这话顾丘就不爱听了。
“冬暖姑娘,话可不能这么说,客栈的事情怎么说还是你们坑了我们吧。”
冬暖眼神鄙夷:“客栈是我们硬拉着你们进去的吗?饭菜美酒是我们硬塞进你们的肚子的吗?得了便宜还卖乖,我是没见过你们这样的人。”

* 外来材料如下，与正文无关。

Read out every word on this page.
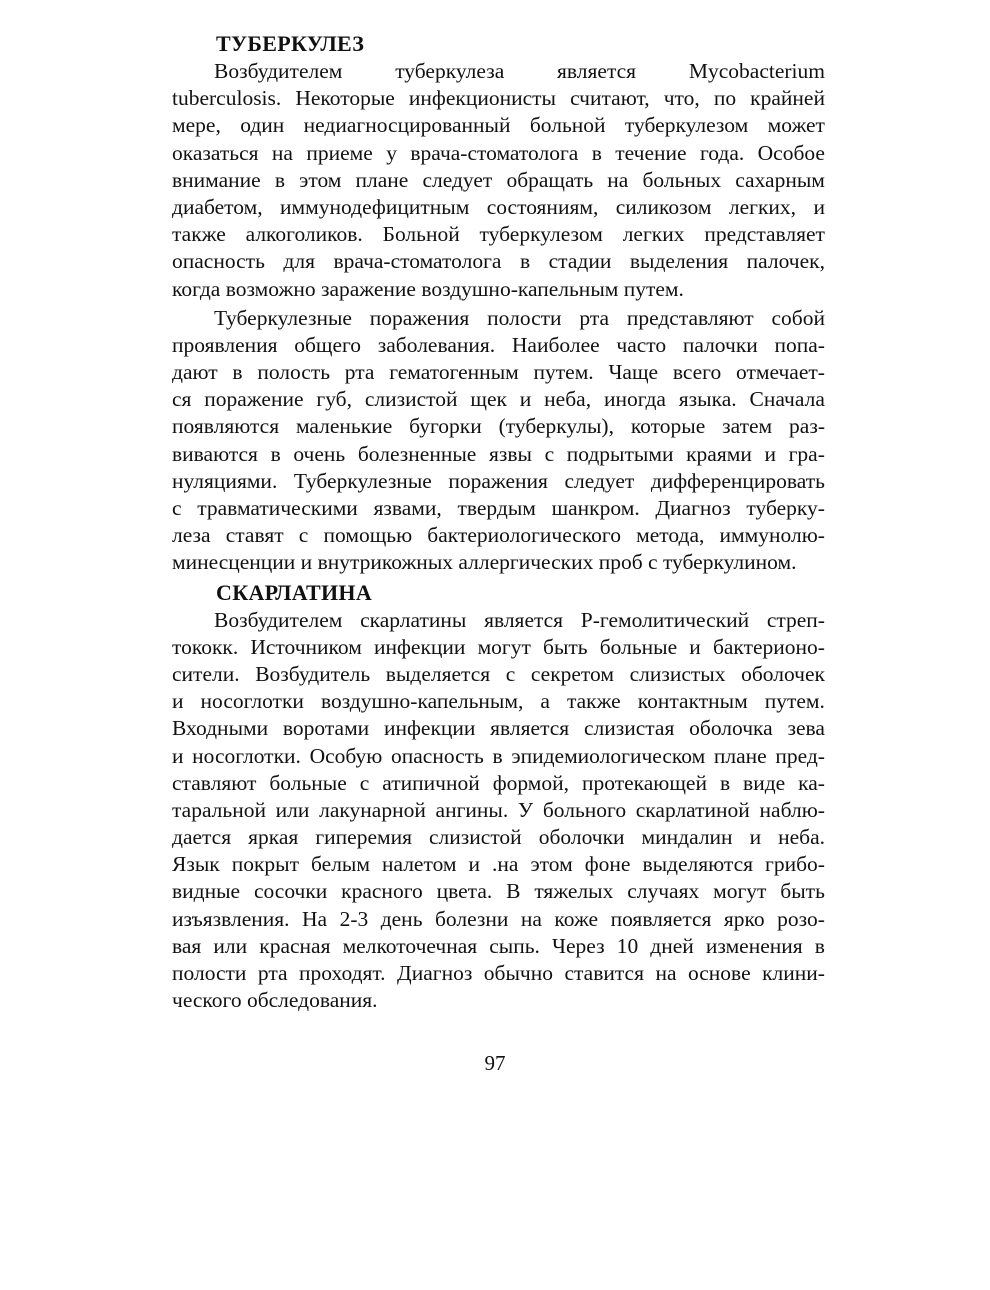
ТУБЕРКУЛЕЗ
Возбудителем туберкулеза является Mycobacterium
tuberculosis. Некоторые инфекционисты считают, что, по крайней
мере, один недиагносцированный больной туберкулезом может
оказаться на приеме у врача-стоматолога в течение года. Особое
внимание в этом плане следует обращать на больных сахарным
диабетом, иммунодефицитным состояниям, силикозом легких, и
также алкоголиков. Больной туберкулезом легких представляет
опасность для врача-стоматолога в стадии выделения палочек,
когда возможно заражение воздушно-капельным путем.
Туберкулезные поражения полости рта представляют собой
проявления общего заболевания. Наиболее часто палочки попа-
дают в полость рта гематогенным путем. Чаще всего отмечает-
ся поражение губ, слизистой щек и неба, иногда языка. Сначала
появляются маленькие бугорки (туберкулы), которые затем раз-
виваются в очень болезненные язвы с подрытыми краями и гра-
нуляциями. Туберкулезные поражения следует дифференцировать
с травматическими язвами, твердым шанкром. Диагноз туберку-
леза ставят с помощью бактериологического метода, иммунолю-
минесценции и внутрикожных аллергических проб с туберкулином.
СКАРЛАТИНА
Возбудителем скарлатины является Р-гемолитический стреп-
тококк. Источником инфекции могут быть больные и бактерионо-
сители. Возбудитель выделяется с секретом слизистых оболочек
и носоглотки воздушно-капельным, а также контактным путем.
Входными воротами инфекции является слизистая оболочка зева
и носоглотки. Особую опасность в эпидемиологическом плане пред-
ставляют больные с атипичной формой, протекающей в виде ка-
таральной или лакунарной ангины. У больного скарлатиной наблю-
дается яркая гиперемия слизистой оболочки миндалин и неба.
Язык покрыт белым налетом и .на этом фоне выделяются грибо-
видные сосочки красного цвета. В тяжелых случаях могут быть
изъязвления. На 2-3 день болезни на коже появляется ярко розо-
вая или красная мелкоточечная сыпь. Через 10 дней изменения в
полости рта проходят. Диагноз обычно ставится на основе клини-
ческого обследования.
97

冬暖这般咄咄逼人,顾丘的脸一下子涨红:“别的不说,你们客栈的定价难道就合理了?”
冬暖嗤笑一声,“你可知我家小姐身价几何?连我们小姐都舍不得吃的东西送给你们吃,就那价格还高吗?特别是那美酒,你以为是天上掉下来的啊,还不是我家小姐亲手酿的,在梅树下埋了整整九年。”
顾丘一愣,有些难以置信:“这么舍得?”
“你们远道而来,我们可是诚意满满,哪儿像有些人……”说着冬暖瞄了一眼孟钰,才咬牙切齿接着道,“忘恩负义,毫无担当,拿个破坠子抵押都不行,就送来这么几个楞头壮汉,给小姐做事都笨手笨脚。”
面对冬暖突如其来的敌意,孟钰忽然就悟了,“看来你们小姐很重视我的坠子啊,你们是不是从一开始就盯上我们了?”
虽然是疑问句,但是他却已经确定。
或者说根本就不是在客栈被盯上,他们在城门口遇到杜望的时候,这张网就编好了。
冬暖冷哼一声,没有正面回答他,语气有些凉嗖嗖:“狗咬吕洞宾,不识好人心。快到了,不想和你们这些没有良心的人掰扯。”
说着留给两个人一个大大的白眼。转身推开了眼前院落的木门。
吱嘎两声,门后涌过来一阵暖气。
这是一个没有什么装饰,古朴大气的院落,院落中种着许多不知名的花与草药。
孟钰从开门的一瞬间,第一眼就望见了花草丛中坐着的女子。